How Studies Get Published

Before a study’s findings reach the public, the research typically goes through peer review. The process starts when researchers submit their paper to a scientific journal. An editor screens the manuscript and, if it meets the journal’s standards, sends it to independent experts in the field. These reviewers evaluate the methods, the analysis, and the conclusions, then recommend whether the paper should be accepted, revised, or rejected.

Revision requests can be minor (clarify a paragraph, add a reference) or major (redo an analysis, collect more data). Authors address the feedback and resubmit. The process can take weeks to months but serves as a quality filter, catching errors, weak methods, and unsupported claims before they enter the scientific record.

Ethics and Participant Protection

Any federally funded research involving human participants must be reviewed and approved by an independent committee called an Institutional Review Board, or IRB. The IRB’s job is to weigh the potential risks of a study against its potential benefits and ensure that participants’ rights are protected.

A central requirement is informed consent. Before enrolling, every participant (or their legal representative) must be told what the study involves, what risks exist, and that they can withdraw at any time without penalty. The IRB also conducts continuing review at least once a year for ongoing studies and must approve any changes to the research plan before those changes take effect. This system exists because participants are volunteering their time and, in many cases, their bodies. The review process ensures that the pursuit of knowledge doesn’t come at the cost of the people generating it.

How to Gauge the Strength of a Study

Not all research carries equal weight. Scientists use a ranking system called the hierarchy of evidence to assess how much confidence a study’s design warrants. From strongest to weakest:

  • Level 1: Systematic reviews and meta-analyses
  • Level 2: Randomized controlled trials
  • Level 3: Cohort and case-control studies
  • Level 4: Case series and case reports
  • Level 5: Expert opinion and anecdotal evidence

One common metric you’ll encounter in study results is the p-value, which measures how likely the observed results would be if the treatment had no real effect.
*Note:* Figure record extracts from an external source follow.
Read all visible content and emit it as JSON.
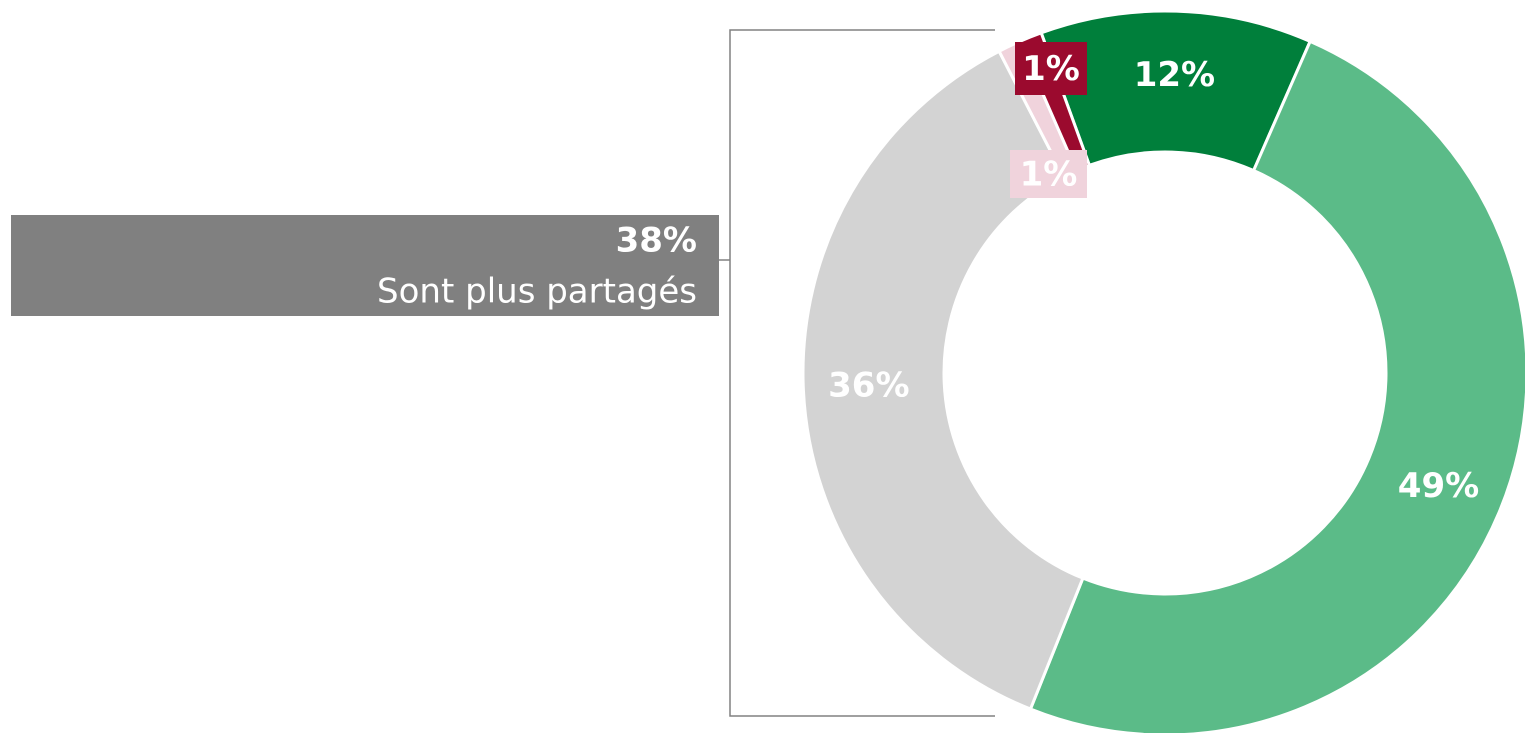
{
  "chart_data": {
    "type": "donut",
    "values": [
      12,
      49,
      36,
      1,
      1
    ],
    "value_labels": [
      "12%",
      "49%",
      "36%",
      "1%",
      "1%"
    ],
    "colors": [
      "#007f3b",
      "#5bbb88",
      "#d3d3d3",
      "#f0d3dc",
      "#9b0a2e"
    ],
    "bracket": {
      "label": "38%",
      "text": "Sont plus partagés"
    }
  }
}
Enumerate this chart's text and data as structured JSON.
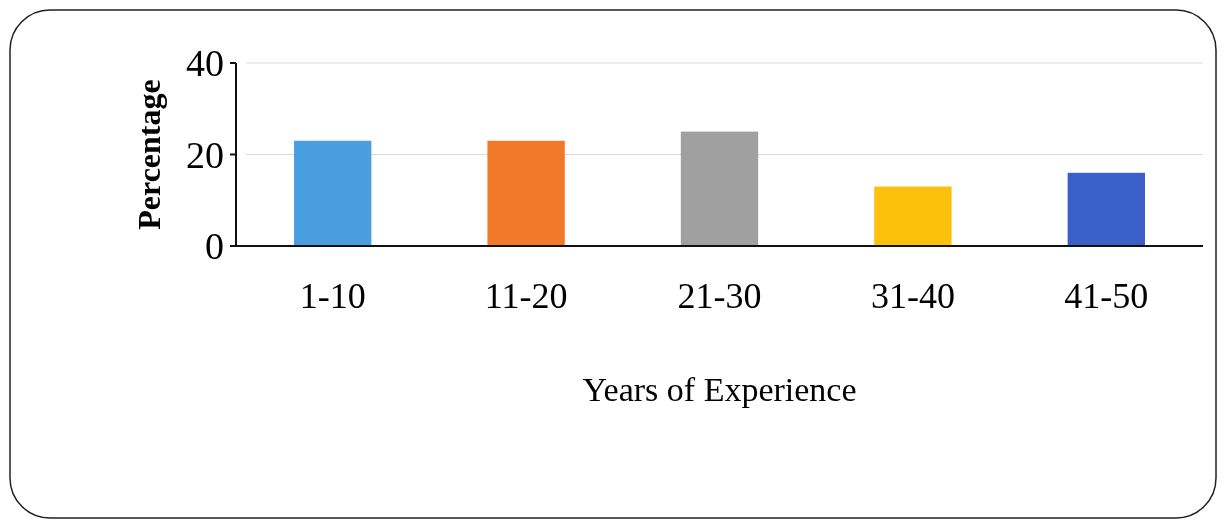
{
  "chart_data": {
    "type": "bar",
    "xlabel": "Years of Experience",
    "ylabel": "Percentage",
    "categories": [
      "1-10",
      "11-20",
      "21-30",
      "31-40",
      "41-50"
    ],
    "values": [
      23,
      23,
      25,
      13,
      16
    ],
    "colors": [
      "#4a9ee0",
      "#f07a2a",
      "#a0a0a0",
      "#fcc10c",
      "#3a5fc8"
    ],
    "ylim": [
      0,
      40
    ],
    "yticks": [
      0,
      20,
      40
    ],
    "grid": "y"
  }
}
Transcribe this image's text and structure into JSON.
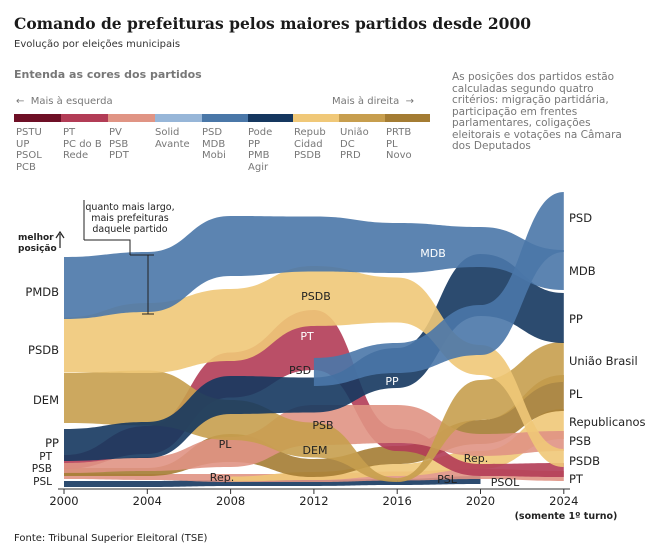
{
  "title": "Comando de prefeituras pelos maiores partidos desde 2000",
  "subtitle": "Evolução por eleições municipais",
  "legend": {
    "title": "Entenda as cores dos partidos",
    "left_label": "Mais à esquerda",
    "right_label": "Mais à direita",
    "colors": [
      "#6e0f26",
      "#b23c56",
      "#e09484",
      "#97b6d8",
      "#4a77a8",
      "#15375f",
      "#f0c878",
      "#c79e4e",
      "#a47c33"
    ],
    "groups": [
      [
        "PSTU",
        "UP",
        "PSOL",
        "PCB"
      ],
      [
        "PT",
        "PC do B",
        "Rede"
      ],
      [
        "PV",
        "PSB",
        "PDT"
      ],
      [
        "Solid",
        "Avante"
      ],
      [
        "PSD",
        "MDB",
        "Mobi"
      ],
      [
        "Pode",
        "PP",
        "PMB",
        "Agir"
      ],
      [
        "Repub",
        "Cidad",
        "PSDB"
      ],
      [
        "União",
        "DC",
        "PRD"
      ],
      [
        "PRTB",
        "PL",
        "Novo"
      ]
    ]
  },
  "note": "As posições dos partidos estão calculadas segundo quatro critérios: migração partidária, participação em frentes parlamentares, coligações eleitorais e votações na Câmara dos Deputados",
  "chart_data": {
    "type": "area",
    "title": "Comando de prefeituras pelos maiores partidos desde 2000",
    "x": [
      2000,
      2004,
      2008,
      2012,
      2016,
      2020,
      2024
    ],
    "x_note": "(somente 1º turno)",
    "y_axis_label": "melhor posição",
    "annotation": "quanto mais largo, mais prefeituras daquele partido",
    "series": [
      {
        "name": "PSD",
        "color": "#4a77a8",
        "values": [
          null,
          null,
          null,
          0.9,
          0.95,
          1.05,
          1.7
        ]
      },
      {
        "name": "MDB",
        "color": "#4a77a8",
        "values": [
          1.6,
          1.6,
          1.5,
          1.35,
          1.25,
          1.35,
          1.15
        ]
      },
      {
        "name": "PP",
        "color": "#15375f",
        "values": [
          0.6,
          0.7,
          0.75,
          0.65,
          0.7,
          1.05,
          0.95
        ]
      },
      {
        "name": "PSDB",
        "color": "#f0c878",
        "values": [
          1.2,
          1.4,
          1.35,
          1.15,
          1.0,
          0.5,
          0.3
        ]
      },
      {
        "name": "PT",
        "color": "#b23c56",
        "values": [
          0.2,
          0.45,
          0.6,
          0.7,
          0.35,
          0.25,
          0.3
        ]
      },
      {
        "name": "DEM",
        "color": "#c79e4e",
        "values": [
          0.95,
          1.0,
          0.7,
          0.55,
          null,
          null,
          null
        ]
      },
      {
        "name": "União Brasil",
        "color": "#c79e4e",
        "values": [
          null,
          null,
          null,
          null,
          null,
          null,
          0.85
        ]
      },
      {
        "name": "PSB",
        "color": "#e09484",
        "values": [
          0.15,
          0.25,
          0.4,
          0.55,
          0.5,
          0.3,
          0.38
        ]
      },
      {
        "name": "PL",
        "color": "#a47c33",
        "values": [
          0.15,
          0.15,
          0.4,
          0.3,
          0.4,
          0.55,
          0.75
        ]
      },
      {
        "name": "Republicanos",
        "color": "#f0c878",
        "values": [
          null,
          null,
          0.1,
          0.15,
          0.2,
          0.35,
          0.55
        ]
      },
      {
        "name": "PDT",
        "color": "#e09484",
        "values": [
          0.1,
          0.1,
          0.15,
          0.2,
          0.2,
          0.25,
          0.3
        ]
      },
      {
        "name": "PSL",
        "color": "#15375f",
        "values": [
          0.05,
          0.05,
          0.05,
          0.05,
          0.05,
          0.1,
          null
        ]
      }
    ],
    "left_labels": [
      "PMDB",
      "PSDB",
      "DEM",
      "PP",
      "PT",
      "PSB",
      "PSL"
    ],
    "right_labels": [
      "PSD",
      "MDB",
      "PP",
      "União Brasil",
      "PL",
      "Republicanos",
      "PSB",
      "PSDB",
      "PT"
    ],
    "inline_labels": [
      "MDB",
      "PSDB",
      "PT",
      "PSD",
      "PP",
      "PSB",
      "DEM",
      "PL",
      "Rep.",
      "Rep.",
      "PSL",
      "PSOL"
    ]
  },
  "footer": "Fonte: Tribunal Superior Eleitoral (TSE)"
}
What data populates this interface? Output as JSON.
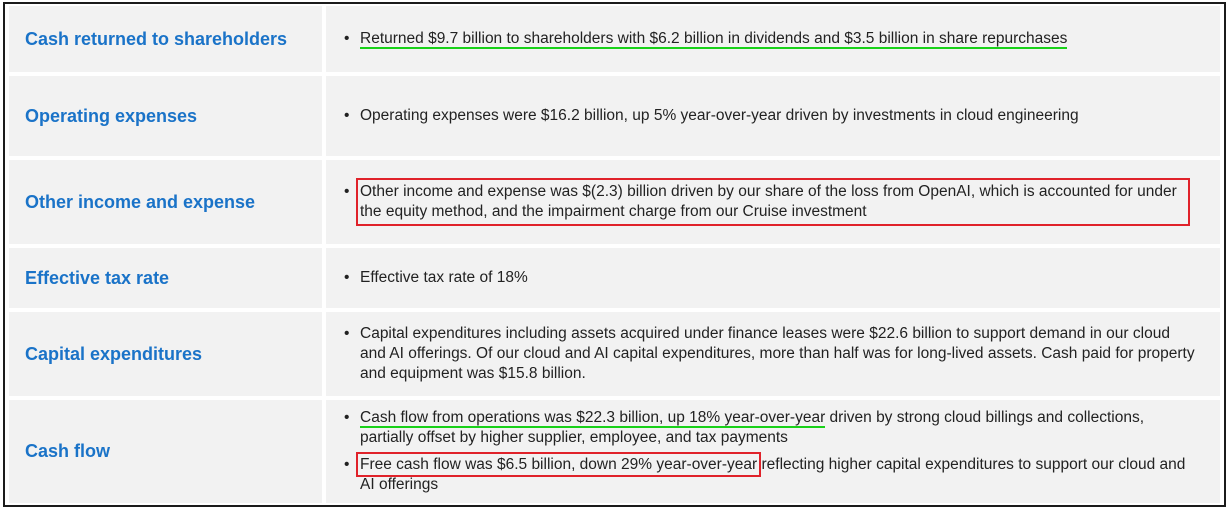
{
  "rows": [
    {
      "label": "Cash returned to shareholders",
      "text": "Returned $9.7 billion to shareholders with $6.2 billion in dividends and $3.5 billion in share repurchases"
    },
    {
      "label": "Operating expenses",
      "text": "Operating expenses were $16.2 billion, up 5% year-over-year driven by investments in cloud engineering"
    },
    {
      "label": "Other income and expense",
      "text": "Other income and expense was $(2.3) billion driven by our share of the loss from OpenAI, which is accounted for under the equity method, and the impairment charge from our Cruise investment"
    },
    {
      "label": "Effective tax rate",
      "text": "Effective tax rate of 18%"
    },
    {
      "label": "Capital expenditures",
      "text": "Capital expenditures including assets acquired under finance leases were $22.6 billion to support demand in our cloud and AI offerings. Of our cloud and AI capital expenditures, more than half was for long-lived assets. Cash paid for property and equipment was $15.8 billion."
    },
    {
      "label": "Cash flow",
      "bullet1_highlight": "Cash flow from operations was $22.3 billion, up 18% year-over-year",
      "bullet1_rest": " driven by strong cloud billings and collections, partially offset by higher supplier, employee, and tax payments",
      "bullet2_highlight": "Free cash flow was $6.5 billion, down 29% year-over-year",
      "bullet2_rest": " reflecting higher capital expenditures to support our cloud and AI offerings"
    }
  ],
  "bullet_char": "•",
  "colors": {
    "label_blue": "#1a73c8",
    "highlight_green": "#19d119",
    "box_red": "#e0222a",
    "cell_bg": "#f2f2f2"
  }
}
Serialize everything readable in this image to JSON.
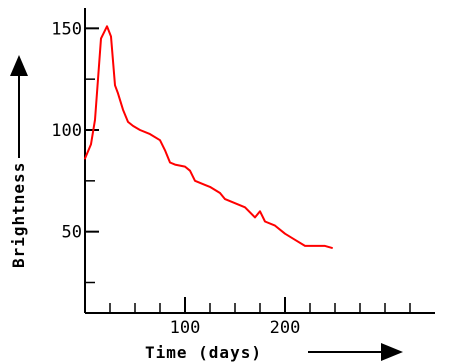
{
  "chart_data": {
    "type": "line",
    "title": "",
    "xlabel": "Time (days)",
    "ylabel": "Brightness",
    "xlim": [
      0,
      350
    ],
    "ylim": [
      10,
      160
    ],
    "x_ticks": [
      100,
      200
    ],
    "y_ticks": [
      50,
      100,
      150
    ],
    "x_minor_ticks": [
      25,
      50,
      75,
      125,
      150,
      175,
      225,
      250,
      275,
      300,
      325
    ],
    "y_minor_ticks": [
      25,
      75,
      125
    ],
    "grid": false,
    "legend": "none",
    "series": [
      {
        "color": "#ff0000",
        "x": [
          0,
          6,
          10,
          13,
          16,
          19,
          22,
          26,
          30,
          33,
          38,
          43,
          48,
          55,
          65,
          75,
          80,
          85,
          90,
          100,
          105,
          110,
          120,
          125,
          135,
          140,
          150,
          160,
          170,
          175,
          180,
          190,
          200,
          210,
          220,
          230,
          240,
          247
        ],
        "y": [
          86,
          93,
          105,
          125,
          145,
          148,
          151,
          146,
          122,
          118,
          110,
          104,
          102,
          100,
          98,
          95,
          90,
          84,
          83,
          82,
          80,
          75,
          73,
          72,
          69,
          66,
          64,
          62,
          57,
          60,
          55,
          53,
          49,
          46,
          43,
          43,
          43,
          42
        ]
      }
    ]
  }
}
The conventional threshold is 0.05, meaning there’s a 5% (1 in 20) chance the results occurred by random chance alone. A p-value below 0.05 is traditionally called “statistically significant,” though researchers increasingly caution that this threshold is a guideline, not a guarantee. A statistically significant result isn’t automatically a meaningful one, and a result just above 0.05 isn’t automatically worthless. The p-value tells you about the data’s compatibility with the idea that nothing happened; it doesn’t tell you how large or important an effect is.